La femme est un mystère

 

(La solution se trouve dans « Le manuel des maladies mentales »
de Moravcsik[1], deuxième édition, page 238.)

Essai de pathologie mentale en quatre actes

Production de la clinique Théâtre de la Gaîté

Auteur : Pierre Louès[2]

 

Premier acte

 

(Le grand Escamillo dans l’Alhambra du parc Torero. Des banderilles, des Calderon et autres  lunetiers.)

 

DON MULIO (echegaray espagnol, avec un grand col) : Hé, buenos aires! Olé ! Olé ! Diaz ! Lopez ! Tchapezpapez !

CONQUETTA (jeune fandango. Elle se joint aux haveloks en fête, en mâchouillant une castagnette. Elle chante) : 

                            S’il ne veut pas sautiller,

                            Il faut quand même vibrer,

                            sautiller !

                            Faut sautiller !

DON MULIO : Cette voix ! Ces yeux !

KONCHA (coquette) : Plairais-je au boléro ? Allez-y sans crainte, caballon ! À moi le caballon à qui je plais !

DON MULIO : Señorita, je deviens dingue ! Vous voir, courir à la maison, me changer, écouter la conférence d’une heure et demie de György Lukács sur l’évolution du drame psychologique, revenir et tomber amoureux de vous, ce ne fut que l’affaire d’un instant.

CONQUETTA (coquette) : Et puis après ? Ça me regarde ?

DON MULIO : Mais moi je t’offre le recueil des œuvres de Béla Balázs[3] !

CONQUETTA : On ne peut pas m’acheter, moi, Alhambra ! Je vous hais, hais, hais ! (Elle saute au cou de Don Mulio et l’embrasse passionnément.)

DON MULIO (s’étrangle) : Alors tu m’aimes ?

CONQUETTA (avec douceur) : Je t’aime, havanna ! (Elle crache dans les yeux de Don Mulio.)

DON MULIO (s’écroule en sanglotant) : Oh, Cuisinitta ! Quel mystère tu peux être, si tu veux bien faire un petit effort ! (Il se tire une balle dans la tête.)

CONQUETTA (se réjouit) : Il m’aime ! Il m’aime ! Il m’aime quand même ! Je ne serai qu’à lui !

(Rideau)

 

Deuxième acte

 

(Une paletta, dans la vallée de la Sierra Nevada.)

 

DON MULIO : Oh, Koncha, je vois que tu as bien voulu accepter de moi la modeste petite basilique que je t’ai offerte !

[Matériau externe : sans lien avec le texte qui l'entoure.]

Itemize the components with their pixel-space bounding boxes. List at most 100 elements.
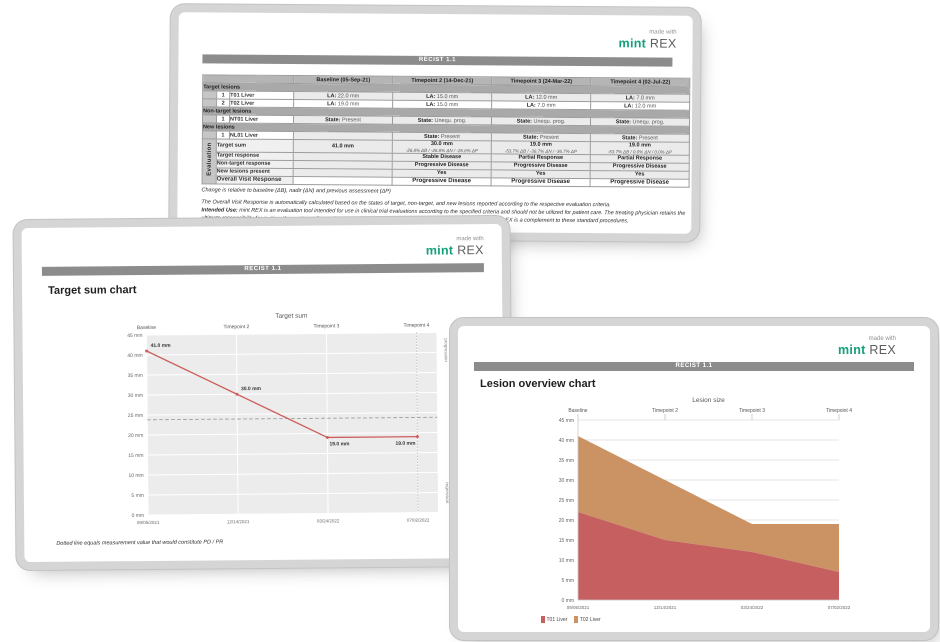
y-tick-label: 25 mm [559,498,574,504]
value-text: 12.0 mm [535,94,558,101]
t01-area [578,512,839,600]
legend-swatch [541,616,545,623]
evaluation-value: Progressive Disease [610,179,669,186]
target-sum-line [146,350,418,439]
lesion-number: 1 [216,130,230,140]
legend-swatch [574,616,578,623]
evaluation-value-cell: Progressive Disease [590,178,690,187]
brand-block: made with mint REX [619,29,677,51]
target-sum-chart-heading: Target sum chart [48,284,137,297]
y-tick-label: 40 mm [127,353,142,359]
grid-line [147,471,438,476]
grid-line [148,511,439,516]
lesion-number: 1 [216,114,230,124]
grid-line [235,334,239,515]
value-label: State: [516,118,533,125]
date-label: 09/05/2021 [137,520,160,525]
evaluation-value: Yes [535,170,546,177]
value-label: State: [325,116,341,123]
value-label: LA: [327,92,337,99]
value-label: State: [417,117,434,124]
evaluation-value: Progressive Disease [612,163,667,170]
y-tick-label: 15 mm [559,538,574,544]
evaluation-value-cell: Progressive Disease [392,176,492,186]
value-text: Unequ. prog. [632,118,665,126]
evaluation-value: Progressive Disease [513,162,568,169]
value-text: Present [440,133,460,140]
legend-label: T01 Liver [546,616,568,623]
evaluation-label: Evaluation [206,141,213,176]
grid-line [147,431,438,436]
timepoint-label: Timepoint 4 [403,323,429,329]
data-point-label: 41.0 mm [151,343,172,349]
value-text: 22.0 mm [337,92,360,99]
y-tick-label: 45 mm [559,418,574,424]
mint-logo-text: mint [618,36,647,51]
lesion-overview-chart: 0 mm 5 mm 10 mm 15 mm 20 mm 25 mm 30 mm 35 mm 40… [559,397,852,610]
target-sum-chart: 0 mm 5 mm 10 mm 15 mm 20 mm 25 mm 30 mm 35 mm 40… [127,313,450,525]
intended-use-label: Intended Use: [201,207,238,214]
grid-line [147,411,438,416]
evaluation-value-cell: 19.0 mm -53.7% ΔB / -36.7% ΔN / -36.7% ΔP [491,140,591,155]
value-label: LA: [327,100,337,107]
lesion-overview-chart-heading: Lesion overview chart [480,378,596,390]
lesion-number: 1 [216,90,230,100]
value-text: 19.0 mm [337,100,360,107]
value-text: 12.0 mm [634,102,657,110]
grid-line [325,333,329,514]
y-tick-label: 5 mm [562,578,575,584]
y-tick-label: 35 mm [128,373,143,379]
date-label: 09/05/2021 [567,605,590,610]
mint-rex-logo: mint REX [426,243,484,258]
legend-item: T02 Liver [574,616,601,623]
date-label: 07/02/2022 [407,518,430,523]
lesion-overview-page: made with mint REX RECIST 1.1 Lesion ove… [458,326,930,632]
gutter-cell [202,114,217,123]
evaluation-value: 30.0 mm [430,140,453,148]
mint-rex-logo: mint REX [619,36,677,51]
evaluation-value: Progressive Disease [511,178,570,185]
y-tick-label: 30 mm [559,478,574,484]
evaluation-value-cell: 30.0 mm -26.8% ΔB / -26.8% ΔN / -26.8% ΔP [392,140,492,154]
evaluation-delta: -26.8% ΔB / -26.8% ΔN / -26.8% ΔP [405,147,478,153]
timepoint-label: Timepoint 3 [739,408,765,414]
recist-table: Baseline (05-Sep-21) Timepoint 2 (14-Dec-… [202,74,691,187]
y-tick-label: 0 mm [562,598,575,604]
footnote-intended-use: Intended Use: mint REX is an evaluation … [201,206,687,226]
chart-title: Lesion size [692,397,725,404]
value-label: LA: [625,94,635,101]
value-text: Present [539,134,559,141]
date-label: 07/02/2022 [828,605,851,610]
evaluation-label-cell: Evaluation [202,138,217,184]
value-label: State: [622,134,638,141]
dotted-line-footnote: Dotted line equals measurement value tha… [56,539,224,547]
evaluation-delta: -53.7% ΔB / -36.7% ΔN / -36.7% ΔP [504,147,577,154]
rex-logo-text: REX [649,36,677,51]
mint-rex-logo: mint REX [838,343,896,357]
plot-background [146,332,439,516]
value-label: LA: [624,102,634,109]
intended-use-text: mint REX is an evaluation tool intended … [201,207,686,225]
grid-line [147,491,438,496]
evaluation-value: 41.0 mm [331,143,354,150]
value-label: State: [523,134,539,141]
data-point [235,392,239,396]
evaluation-value: 19.0 mm [529,141,552,148]
value-text: 15.0 mm [436,101,459,108]
brand-block: made with mint REX [426,236,484,258]
value-label: State: [615,118,632,125]
rex-logo-text: REX [869,342,896,357]
grid-line [147,451,438,456]
y-tick-label: 35 mm [559,458,574,464]
evaluation-value: Progressive Disease [414,161,469,169]
data-point [145,349,149,353]
value-label: LA: [426,93,436,100]
evaluation-value-cell: Progressive Disease [491,177,591,187]
grid-line [146,331,437,336]
timepoint-label: Timepoint 3 [313,323,339,329]
evaluation-value: Partial Response [617,155,663,162]
made-with-label: made with [868,336,896,342]
current-timepoint-line [416,332,419,513]
grid-line [147,391,438,396]
mint-logo-text: mint [425,243,454,258]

CONQUETTA (doucement) : Je te déteste, Don Mulio, je te déteste de tout mon cœur, parce que tu ne veux pas croire que je t’aime follement. Je n’ai pas besoin de ta maison, pas besoin de tes bijoux, pas besoin de ton argent – je n’ai besoin que de toi, toi, toi, toi !!... (Elle le gifle.)

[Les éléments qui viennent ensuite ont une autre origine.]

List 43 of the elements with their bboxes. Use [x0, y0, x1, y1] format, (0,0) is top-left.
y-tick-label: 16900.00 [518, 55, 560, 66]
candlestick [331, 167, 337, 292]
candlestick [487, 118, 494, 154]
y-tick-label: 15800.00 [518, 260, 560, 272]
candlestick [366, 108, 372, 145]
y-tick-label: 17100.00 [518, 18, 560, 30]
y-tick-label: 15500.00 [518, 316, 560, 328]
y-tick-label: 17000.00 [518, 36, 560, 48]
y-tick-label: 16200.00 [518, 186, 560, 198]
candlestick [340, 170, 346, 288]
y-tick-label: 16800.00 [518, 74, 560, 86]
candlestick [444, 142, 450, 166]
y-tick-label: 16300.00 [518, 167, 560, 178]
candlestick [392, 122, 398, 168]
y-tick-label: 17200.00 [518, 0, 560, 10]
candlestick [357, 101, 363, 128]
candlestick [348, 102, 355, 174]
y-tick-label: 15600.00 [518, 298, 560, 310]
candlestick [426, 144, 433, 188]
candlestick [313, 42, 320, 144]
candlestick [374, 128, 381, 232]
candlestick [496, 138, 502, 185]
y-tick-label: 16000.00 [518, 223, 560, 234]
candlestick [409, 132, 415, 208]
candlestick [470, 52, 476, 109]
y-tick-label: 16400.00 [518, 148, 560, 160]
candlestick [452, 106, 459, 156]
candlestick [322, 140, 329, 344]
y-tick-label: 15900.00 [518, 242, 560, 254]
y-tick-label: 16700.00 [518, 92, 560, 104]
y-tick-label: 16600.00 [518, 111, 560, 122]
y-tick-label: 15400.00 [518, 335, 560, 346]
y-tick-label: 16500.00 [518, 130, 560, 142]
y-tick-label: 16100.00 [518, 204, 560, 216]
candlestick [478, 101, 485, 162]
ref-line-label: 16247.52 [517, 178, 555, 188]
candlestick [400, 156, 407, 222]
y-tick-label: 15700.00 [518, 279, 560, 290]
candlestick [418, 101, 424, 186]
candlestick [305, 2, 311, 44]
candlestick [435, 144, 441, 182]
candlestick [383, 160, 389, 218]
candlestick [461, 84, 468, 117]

DON MULIO : Mon tendre amour ! Tu as raison. Je reprends tout ! J’ai été détestable de vouloir acheter ta grande âme avec cet or méprisable ! Je reprends tout, tu n’auras rien.

CONQUETTA (les yeux étincelants) : Dégage ! Hors de ma vue ! Je ne veux plus jamais te voir ! (Elle brandit un sabre.) Mon chéri !.

DON MULIO (se réjouit) : Olé ! Olé ! Elle me hait – donc elle m’aime – donc elle ne m’aime pas – donc elle m’adore ! Je comprends tout ! (Il part en courant et dans son chagrin il invente la cire espagnole.)

CONQUETTA (pour elle-même, voix assourdie) : Et tout ça, pourvu que le crabe ne parcoure pas les semis… (Elle tombe évanouie.)

(Rideau)

 

Troisième acte

 

(Une Gitane, tôt dans la matinée.)

 

DON MULIO (fait les cent pas) : C’est fini. Elle ne m’aime pas. Elle a dit qu’elle mourrait plutôt que devenir mienne. Et moi je ne veux pas vivre sans elle. (Il se pend.)

CONQUETTA (entre en courant) : Mulio ! Mulio ! Mon amour ! Je ne suis à personne d’autre qu’à toi ! Tue-moi !

DON MULIO : Alors quand même ? Et moi qui croyais que tu ne m’aimais plus l’autre jour, quand tu as mis au monde ces beaux jumeaux, et moi tu m’as arrosé de vitriol. (Il rit.) Tu vois comme je suis distrait ! Pour la moindre broutille je commence à douter de toi. Mais ça ne se produira plus ! (Il se met à couvrir Koncha de Baisers.)

CONQUETTA (le gifle, les yeux étincelants) : Immonde salopard ! Tu as osé m’embrasser ? Tu seras châtié !

DON MULIO : Jésus Marie, qu’ai-je fait ! Pardonne-moi, Koncha, pardonne-moi !

CONQUETTA : Jamais ! (Elle l’embrasse passionnément.) Tu ne me verras plus parce que tu as osé m’embrasser ! Moi, dont tu as prétendu que tu m’aimais ! (Elle sort en courant.)

DON MULIO (avale du poison.)

(Rideau)

 

Quatrième acte

 

CONQUETTA (chante) : 

                            Si tu ne m’aimes pas,

                            Pourquoi tu m’as trompé…

DON MULIO (entre en chantant, très lentement, majestueusement) : 

                            Il y a eu kermesse chez nous

                            Pas encore chez les voisins,

                            Il y a une petite qui m’aime,

                            Elle ne m’aime pas…

(Douloureusement) Oh, Koncha, mais tu es là !

CONQUETTA : Je suis ici, debout. (Elle s’assoit.)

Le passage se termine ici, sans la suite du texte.